Em nota oficial, STF expressa revolta com vazamento na Receita Federal de Lula e divulga os nomes dos envolvidos

17/02/2026 às 14:37 Direito e Justiça

Em nota oficial, o Supremo Tribunal Federal (STF) afirmou que ao longo da investigação sobre vazamento de dados dos ministros da Corte houve “diversos e múltiplos acessos ilegais”.
“As investigações iniciais demonstraram, conforme relatório enviado pela Receita Federal ao STF, a existência de bloco de acessos cuja análise, pelas áreas responsáveis, não identificou justificativa funcional”, diz a nota.
Assim, em plena terça-feira de Carnaval, a Polícia Federal (PF) cumpriu quatro mandados de busca e apreensão para apurar os vazamento de dados da Receita Federal envolvendo integrantes do STF e seus parentes.
Os mandados de busca e apreensão foram autorizados pelo ministro Alexandre de Moraes e tramitam no âmbito do ‘eterno’ inquérito das fake news. Os mandados foram cumpridos em São Paulo, Rio de Janeiro e Bahia.
Foram instaurados procedimentos contra quatro servidores da Receita Federal suspeitos de terem acessado ilegalmente os dados dos ministros e seus parentes:
- Luiz Antônio Martins Nunes: técnico do Serpro, lotado na Delegacia da RFB no Rio de Janeiro (RJ). É servidor público desde 1981.- Luciano Pery Santos Nascimento: técnico do Seguro Social, lotado na Delegacia da RFB em Salvador (BA). É servidor público desde 1983.- Ruth Machado dos Santos: técnica do Seguro Social, lotada no Seguro Social, em Santos (SP). É servidora pública desde 1994.- Ricardo Mansano de Moraes: auditor-fiscal da Receita federal, lotado na Delegacia da RFB em São José do Rio Preto (SP). É servidor público desde 1995.
Moraes determinou a quebra de sigilo bancário de todos eles, além de uso de tornozeleira eletrônica, proibição de se afastar das respectivas comarcas ou do país, afastamento imediato da função pública e de ter acesso aos sistemas do Serpro.
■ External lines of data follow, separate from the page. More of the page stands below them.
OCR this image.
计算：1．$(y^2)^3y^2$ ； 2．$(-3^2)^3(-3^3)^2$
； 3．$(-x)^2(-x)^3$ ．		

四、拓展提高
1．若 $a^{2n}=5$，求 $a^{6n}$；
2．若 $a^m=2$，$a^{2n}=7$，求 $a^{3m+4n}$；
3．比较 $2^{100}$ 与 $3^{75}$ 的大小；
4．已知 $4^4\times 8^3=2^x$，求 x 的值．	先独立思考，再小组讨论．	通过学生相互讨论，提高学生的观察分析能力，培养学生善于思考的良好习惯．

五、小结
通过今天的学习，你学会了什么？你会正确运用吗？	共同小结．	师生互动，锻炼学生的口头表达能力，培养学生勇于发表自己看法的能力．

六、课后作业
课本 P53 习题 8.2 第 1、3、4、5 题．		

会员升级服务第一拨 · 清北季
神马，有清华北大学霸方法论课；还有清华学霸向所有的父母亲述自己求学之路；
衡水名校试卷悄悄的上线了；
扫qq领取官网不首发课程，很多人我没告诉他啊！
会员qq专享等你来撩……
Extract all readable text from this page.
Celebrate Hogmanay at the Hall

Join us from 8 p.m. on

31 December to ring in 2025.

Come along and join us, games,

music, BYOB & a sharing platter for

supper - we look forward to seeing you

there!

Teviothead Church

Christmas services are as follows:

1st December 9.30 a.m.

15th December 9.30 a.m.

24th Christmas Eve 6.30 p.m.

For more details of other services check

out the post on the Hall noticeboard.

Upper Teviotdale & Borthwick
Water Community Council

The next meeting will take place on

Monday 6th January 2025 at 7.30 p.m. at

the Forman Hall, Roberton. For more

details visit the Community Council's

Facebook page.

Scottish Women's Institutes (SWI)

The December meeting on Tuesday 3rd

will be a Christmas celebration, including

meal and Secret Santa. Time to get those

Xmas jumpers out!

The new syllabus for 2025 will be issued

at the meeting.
Segundo as investigações da PF, esses servidores da Receita, cedidos ao Serpro, teriam acessado ilegalmente os dados dos integrantes do Supremo. A PF investiga agora por qual motivo eles obtiveram esses dados.
A nota do STF:
Nos autos da PET 15256, autuada por prevenção ao Inquérito 4.781/DF, para apuração de possível vazamento indevido de dados sigilosos de Ministros do Supremo Tribunal Federal, do Procurador Geral da República e de seus familiares foram constatados diversos e múltiplos acessos ilícitos ao sistema da Secretaria da Receita Federal do Brasil, seguindo-se de posterior vazamento das informações sigilosas.
As investigações iniciais demonstraram, conforme relatório enviado pela Receita Federal ao STF, a existência de “bloco de acessos cuja análise, pelas áreas responsáveis, não identificou justificativa funcional.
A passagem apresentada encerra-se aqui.